That was good. Tree that true nobody needs to ask you.


----------



## BERG (Dec 4, 2007)

So, what opinion do you have to today Tree? Now that you're going to turn 40 on Wednesday, what words of archery wisdom can you impart for us to live by?


----------



## Treehugnhuntr (Sep 7, 2007)

Keep your finger behind the trigger, your nose will thank you.


----------



## BERG (Dec 4, 2007)

Treehugnhuntr said:


> Keep your finger behind the trigger, your nose will thank you.


 :lol: Thank you. I'm at a loss for words. That is a very good opinion.

Blade just called. Lunch tomorrow in Centerville, then a vist to WA for some new sticks and tune. Meeting at about 1:30 for anyone else who might want to join us.


----------



## dkhntrdstn (Sep 7, 2007)

Treehugnhuntr said:


> Keep your finger behind the trigger, your nose will thank you.

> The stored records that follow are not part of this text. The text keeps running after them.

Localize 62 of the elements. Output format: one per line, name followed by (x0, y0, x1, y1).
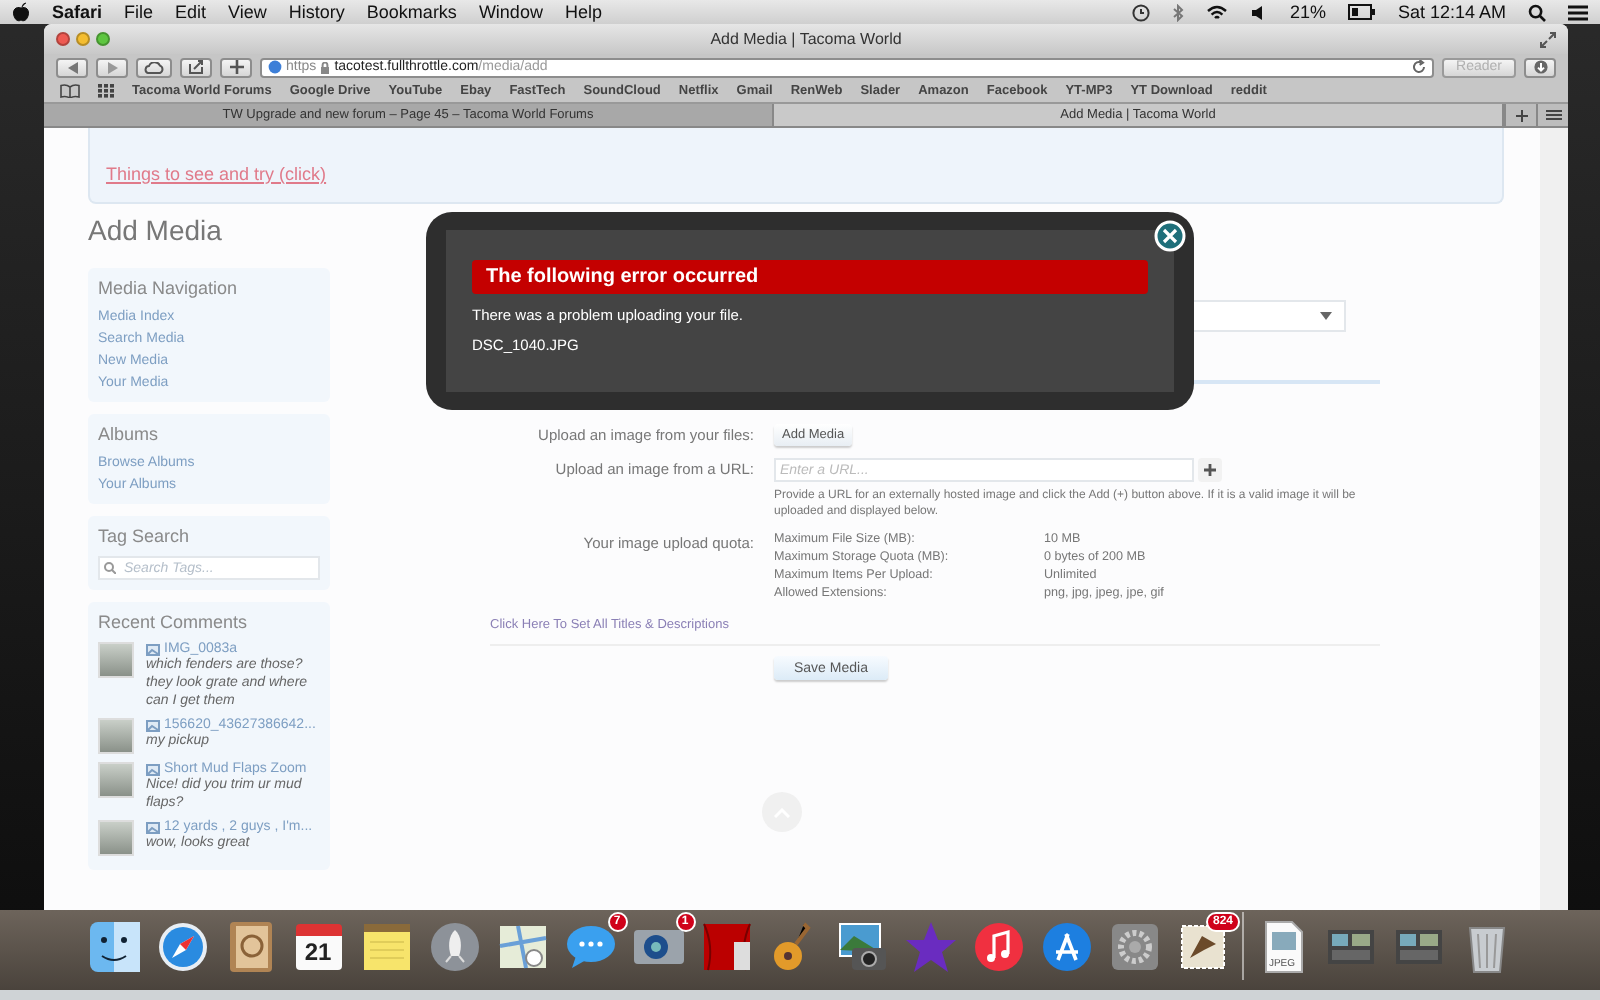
add-url-button[interactable] (1198, 458, 1222, 482)
panel-title: Media Navigation (98, 278, 240, 298)
apple-icon[interactable] (12, 2, 30, 22)
left-arrow-icon (67, 61, 77, 73)
lock-icon (320, 61, 331, 73)
globe-icon (268, 60, 282, 74)
plus-icon (1204, 464, 1216, 476)
menu-item[interactable]: Help (564, 0, 602, 24)
download-icon (1533, 60, 1547, 74)
calendar-button[interactable]: 21 (295, 923, 341, 969)
rocket-icon[interactable] (425, 917, 483, 975)
panel-title: Tag Search (98, 526, 192, 546)
star-icon[interactable] (901, 917, 959, 975)
image-icon (146, 821, 160, 833)
window-title: Add Media | Tacoma World (710, 30, 902, 48)
plus-icon (229, 60, 243, 74)
plus-icon[interactable] (1515, 109, 1527, 121)
share-button[interactable] (180, 57, 212, 77)
battery-icon[interactable] (1347, 4, 1376, 20)
list-icon[interactable] (1568, 3, 1588, 21)
menu-app-name[interactable]: Safari (52, 0, 103, 24)
search-icon (104, 562, 116, 574)
bluetooth-icon[interactable] (1171, 3, 1184, 21)
panel-title: Recent Comments (98, 612, 250, 632)
error-title: The following error occurred (472, 260, 1148, 294)
downloads-button[interactable] (1524, 57, 1556, 77)
menu-item[interactable]: View (228, 0, 267, 24)
page-heading: Add Media (88, 214, 224, 246)
compass-icon[interactable] (153, 917, 211, 975)
menu-item[interactable]: File (124, 0, 154, 24)
reload-icon[interactable] (1412, 60, 1427, 74)
zoom-window-button[interactable] (96, 32, 110, 46)
battery-percentage: 21% (1289, 0, 1326, 24)
menu-item[interactable]: Bookmarks (366, 0, 457, 24)
menu-item[interactable]: History (288, 0, 345, 24)
right-arrow-icon (107, 61, 117, 73)
tab-list-icon[interactable] (1545, 110, 1561, 120)
cloud-button[interactable] (136, 57, 172, 77)
menu-item[interactable]: Edit (175, 0, 207, 24)
camera-icon[interactable] (833, 917, 891, 975)
clock-icon[interactable] (1131, 3, 1150, 21)
add-bookmark-button[interactable] (220, 57, 252, 77)
share-icon (188, 60, 204, 74)
image-icon (146, 643, 160, 655)
smiley-face-icon[interactable] (85, 917, 143, 975)
image-icon (146, 763, 160, 775)
close-window-button[interactable] (56, 32, 70, 46)
grid-icon[interactable] (98, 84, 114, 98)
menu-item[interactable]: Window (478, 0, 543, 24)
menu-clock[interactable]: Sat 12:14 AM (1397, 0, 1506, 24)
caret-icon (1320, 312, 1332, 320)
music-note-icon[interactable] (969, 917, 1027, 975)
panel-title: Albums (98, 424, 161, 444)
forward-button[interactable] (96, 57, 128, 77)
wifi-icon[interactable] (1205, 3, 1228, 21)
close-button[interactable] (1154, 220, 1186, 252)
cloud-icon (144, 61, 164, 73)
search-icon[interactable] (1528, 3, 1546, 21)
book-icon[interactable] (60, 84, 80, 98)
image-icon (146, 719, 160, 731)
fullscreen-icon[interactable] (1540, 31, 1556, 47)
back-button[interactable] (56, 57, 88, 77)
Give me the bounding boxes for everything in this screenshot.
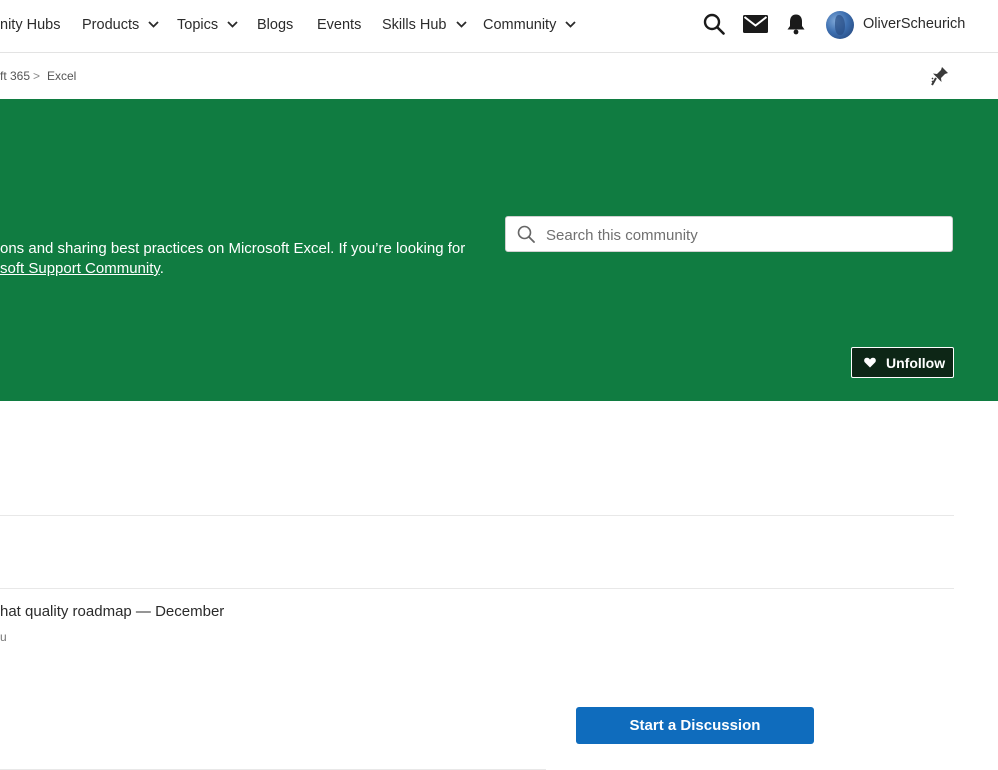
bell-icon[interactable] xyxy=(786,13,806,35)
post-author[interactable]: u xyxy=(0,630,7,644)
breadcrumb-item-microsoft-365[interactable]: ft 365 xyxy=(0,69,30,83)
search-box[interactable] xyxy=(505,216,953,252)
avatar[interactable] xyxy=(826,11,854,39)
nav-item-label: Topics xyxy=(177,17,219,33)
mail-icon[interactable] xyxy=(743,15,768,33)
unfollow-label: Unfollow xyxy=(886,355,946,371)
nav-item-products[interactable]: Products xyxy=(82,16,159,34)
username[interactable]: OliverScheurich xyxy=(863,16,965,32)
breadcrumb-separator: > xyxy=(33,69,41,83)
chevron-down-icon xyxy=(565,21,576,28)
description-text: ons and sharing best practices on Micros… xyxy=(0,240,466,257)
community-description: ons and sharing best practices on Micros… xyxy=(0,239,480,279)
unfollow-button[interactable]: Unfollow xyxy=(851,347,954,378)
search-icon xyxy=(517,225,535,243)
community-banner: ons and sharing best practices on Micros… xyxy=(0,99,998,401)
breadcrumb: ft 365 > Excel xyxy=(0,53,998,99)
nav-item-community-hubs[interactable]: nity Hubs xyxy=(0,16,60,34)
nav-item-community[interactable]: Community xyxy=(483,16,576,34)
divider xyxy=(0,588,954,589)
nav-item-events[interactable]: Events xyxy=(317,16,361,34)
support-community-link[interactable]: soft Support Community xyxy=(0,260,160,277)
search-icon[interactable] xyxy=(703,13,725,35)
pin-icon[interactable] xyxy=(931,66,949,86)
chevron-down-icon xyxy=(227,21,238,28)
nav-item-label: Events xyxy=(317,17,362,33)
search-input[interactable] xyxy=(544,223,944,247)
breadcrumb-item-excel[interactable]: Excel xyxy=(47,69,76,83)
chevron-down-icon xyxy=(148,21,159,28)
nav-item-skills-hub[interactable]: Skills Hub xyxy=(382,16,467,34)
divider xyxy=(0,515,954,516)
top-navigation-bar: nity Hubs Products Topics Blogs Events S… xyxy=(0,0,998,53)
chevron-down-icon xyxy=(455,21,467,28)
nav-item-label: Skills Hub xyxy=(382,17,447,33)
nav-item-label: nity Hubs xyxy=(0,17,61,33)
start-discussion-button[interactable]: Start a Discussion xyxy=(576,707,814,744)
description-period: . xyxy=(159,260,164,277)
heart-icon xyxy=(864,357,876,368)
nav-item-topics[interactable]: Topics xyxy=(177,16,238,34)
nav-item-label: Products xyxy=(82,17,140,33)
nav-item-blogs[interactable]: Blogs xyxy=(257,16,293,34)
post-title-link[interactable]: hat quality roadmap — December xyxy=(0,603,224,620)
nav-item-label: Blogs xyxy=(257,17,294,33)
nav-item-label: Community xyxy=(483,17,557,33)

Thats very good vise there.


----------



## fixed blade XC-3 (Sep 11, 2007)

dkhntrdstn said:


> Treehugnhuntr said:
> 
> 
> > Keep your finger behind the trigger, your nose will thank you.
> ...


That's the best _vise_ I've ever heard. :lol: Also your lip will thank you. I've punched my self so hard in the face I wanted to cry.  Stupid string loop broke. **** Hoyt string. :mrgreen:


----------



## dkhntrdstn (Sep 7, 2007)

fixed blade said:


> dkhntrdstn said:
> 
> 
> > Treehugnhuntr said:
> ...


O come on fix dont blam the hoyt loop string we all know it was the Alcohol that made that happen. :lol:


----------



## BERG (Dec 4, 2007)

fixed blade said:


> dkhntrdstn said:
> 
> 
> > Treehugnhuntr said:
> ...


 -_O- That's funny Blade.

I once shot Tree's house. It was an accident.


----------



## dkhntrdstn (Sep 7, 2007)

BERG said:


> fixed blade said:
> 
> 
> > dkhntrdstn said:
> ...


 :lol: oooooooooooopppppppppppppppppps


----------